La actriz analiza su trabajo en la nueva película de Néstor Mazzini, donde la violencia se construye desde la acumulación de gestos y silencios, y destaca el valor de narrativas que generan reflexión sin ofrecer respuestas fáciles.

Andrea Carballo, protagonista de ‘La mujer del río’ de Néstor Mazzini, aborda en una entrevista el proceso de construcción de su personaje, Érica, y el registro narrativo de la película, que prioriza la tensión acumulativa por sobre el estallido explícito.

La cinta forma parte de la trilogía ‘Autoengaño’ del director, lo que permitió a la actriz desarrollar una memoria y una organicidad en el personaje a lo largo del tiempo. «Esos silencios no son silencios ‘vacíos’: vienen con historia, con algo que se viene acumulando», explicó Carballo, destacando también la complicidad actoral con César Troncoso, con quien comparte escena por tercera vez.

La actriz detalló su enfoque para dar vida a Érica, un personaje que navega entre la resistencia, el cuidado y la negociación constante dentro de un contexto limitado. «Tratando de no simplificarla, sobre todo. A mí me interesaba que pudiera ser contradictoria», afirmó, subrayando que la complejidad del rol se benefició de haber sido construido a lo largo de varias películas.

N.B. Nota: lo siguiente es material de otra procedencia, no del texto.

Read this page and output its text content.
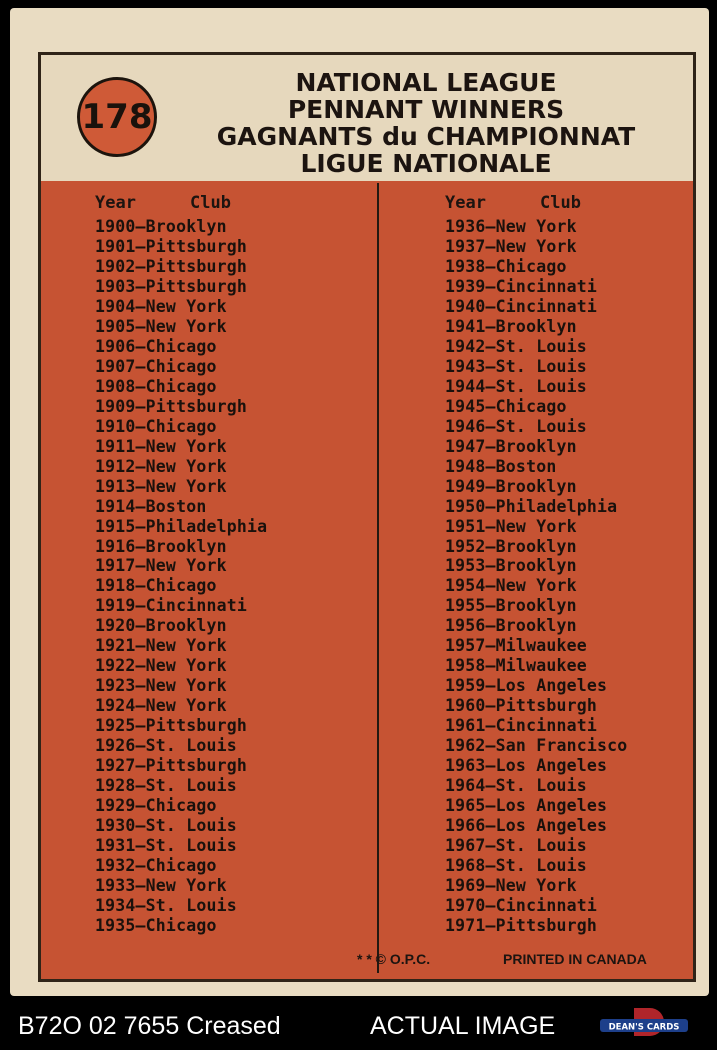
178
NATIONAL LEAGUE
PENNANT WINNERS
GAGNANTS du CHAMPIONNAT
LIGUE NATIONALE
Year	Club
1900—Brooklyn
1901—Pittsburgh
1902—Pittsburgh
1903—Pittsburgh
1904—New York
1905—New York
1906—Chicago
1907—Chicago
1908—Chicago
1909—Pittsburgh
1910—Chicago
1911—New York
1912—New York
1913—New York
1914—Boston
1915—Philadelphia
1916—Brooklyn
1917—New York
1918—Chicago
1919—Cincinnati
1920—Brooklyn
1921—New York
1922—New York
1923—New York
1924—New York
1925—Pittsburgh
1926—St. Louis
1927—Pittsburgh
1928—St. Louis
1929—Chicago
1930—St. Louis
1931—St. Louis
1932—Chicago
1933—New York
1934—St. Louis
1935—Chicago
Year	Club
1936—New York
1937—New York
1938—Chicago
1939—Cincinnati
1940—Cincinnati
1941—Brooklyn
1942—St. Louis
1943—St. Louis
1944—St. Louis
1945—Chicago
1946—St. Louis
1947—Brooklyn
1948—Boston
1949—Brooklyn
1950—Philadelphia
1951—New York
1952—Brooklyn
1953—Brooklyn
1954—New York
1955—Brooklyn
1956—Brooklyn
1957—Milwaukee
1958—Milwaukee
1959—Los Angeles
1960—Pittsburgh
1961—Cincinnati
1962—San Francisco
1963—Los Angeles
1964—St. Louis
1965—Los Angeles
1966—Los Angeles
1967—St. Louis
1968—St. Louis
1969—New York
1970—Cincinnati
1971—Pittsburgh
* * © O.P.C.	PRINTED IN CANADA
B72O 02 7655 Creased	ACTUAL IMAGE	DEAN'S CARDS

Respecto al enfoque de la trilogía, que se centra en el «después» de eventos traumáticos, Carballo señaló: «La película se mete en ese lugar más difícil, que es todo lo que queda después de algo que marca un vínculo». Para ella, este espacio «incómodo» y carente de resoluciones claras es también un lugar «muy verdadero».

La película, según la actriz, evita el melodrama y apuesta por una incomodidad más seca, lo que impacta directamente en las decisiones interpretativas. «Te obliga a correrte de recursos más obvios. No podés explicar todo ni subrayar. Tenés que confiar en lo mínimo», reflexionó.

Carballo, cuya carrera se ha desarrollado entre Argentina y España, destacó la capacidad del film para dialogar con el espectador de forma directa, sin volverse discursivo. «La película no le dice al espectador qué tiene que pensar, pero sí lo pone frente a situaciones muy reconocibles, muy actuales», concluyó, valorando la potencia de una narrativa que, como una piedra en el zapato, no ordena ni tranquiliza, sino que invita a la reflexión.